MOGU INC （蘑菇街）
- Type: Public company
- Industry: Fashion
- Founded: 2011 in Hangzhou, China
- Founders: Chen Qi (陈琪); Yue Xuqiang (岳旭强); Wei Yibo 魏一搏;
- Headquarters: Hangzhou, China
- Key people: Chen Qi (陈琪), Chairman, CEO
- Number of employees: 1000
- Website: mogu-inc.com

= Mogujie =

Chinese social media and e-commerce platform

MOGU INC (蘑菇街) is a China-based social media and e-commerce platform specializing in fashion content, products, and services.

Headquartered in Hangzhou, China, Mogu was founded in 2011 by former Alibaba engineer Chen Qi, along with Xue Yuqiang and Wei Yibo. The three co-founders now serve as the company's Chairman and CEO, COO, and Director, respectively. It employs a workforce of approximately 1000 people.

As of September 30, 2018, the monthly active mobile users on the Mogu platform were 62.6 million, consisting primarily of young women between the ages of 15 and 30, residing in the People's Republic of China.

The Mogu platform features live broadcasts, short videos, photos, reviews, and articles generated by users, professional fashion influencers, and Mogu's in-house editorial team.

==Structure==
==="Trilateral Network"===

A key differentiator of the Mogu platform is the construction of a "trilateral network." The network closely integrates fashion influencers, brands and merchants, and users, fostering a content and e-commerce environment which benefits all three parties.

===Consumer-to-Factory (C2F) Model===

Mogu's "trilateral network" of users, influencers, and merchants allow for what the company claims are a number or increased efficiencies for merchants and manufacturers. Among them are reduced intermediaries, lower inventory risk, shorter design-to-retail time, and more collections per year.

This is enabled in large part through the platform's live broadcast feature, as helps merchants determine how popular a design is in real time. As chairman and CEO Chen Qi was quoted as saying in a TechCrunch article, "The manufacturers won't even have to make the clothes upfront.

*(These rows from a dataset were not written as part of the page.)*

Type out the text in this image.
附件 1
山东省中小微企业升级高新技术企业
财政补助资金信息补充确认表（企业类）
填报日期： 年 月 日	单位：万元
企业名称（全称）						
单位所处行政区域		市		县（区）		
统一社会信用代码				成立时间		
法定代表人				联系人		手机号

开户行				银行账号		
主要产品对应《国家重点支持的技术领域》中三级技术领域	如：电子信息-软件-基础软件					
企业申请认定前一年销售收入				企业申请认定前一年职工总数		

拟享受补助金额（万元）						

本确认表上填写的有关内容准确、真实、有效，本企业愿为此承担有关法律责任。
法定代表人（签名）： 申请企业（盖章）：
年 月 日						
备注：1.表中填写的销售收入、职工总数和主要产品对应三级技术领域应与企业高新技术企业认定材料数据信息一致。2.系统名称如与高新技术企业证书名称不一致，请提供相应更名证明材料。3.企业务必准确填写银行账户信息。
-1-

Our live broadcast host will show a sample to her audience, aggregate orders, and tell the factory how many to make and in what sizes... ...This significantly speeds up the production process and lowers prices for consumers."

Mogu is regarded as a top destination for China's popular live streaming industry, cited by Mary Meeker of Kleiner Perkins Caufield & Byers in her 2017 annual rapid-fire internet trends report.

=== Revenues ===
On August 24, 2020, Mogu Inc released an unaudited first-quarter financial reportfor financial year 2021. The revenue of Mogu Inc is ¥3.12 billion CNY, with yoy rate of -25.2%. The GMV of LVB business is ¥2.266 billion CNY, accounts for 72.6% of total GMV.

==History and ownership==
In January 2016, Mogu acquired rival fashion platform Meilishuo. The merger formed a business that was at that time valued at an estimated $3 billion.

Mogu Inc went public on the NYSE on December 6, 2018, under the ticker symbol MOGU. 4,750,000 shares were offered at a price of $14 per share, raising a total of US$66.5 million.

After the IPO, Chen Qi directly held shares of 11.3%, with 79.3% of the firm's voting rights; co-founder Yue Xuqiang held 3% of shares, with 0.7% voting rights, with Wei Yibo holding 4% of shares and 0.9% voting rights.

Tencent is Mogu's largest shareholder, holding 17.2% and having 4% voting rights. Hillhouse Capital Group holds 9.8% and has 2.3% voting rights.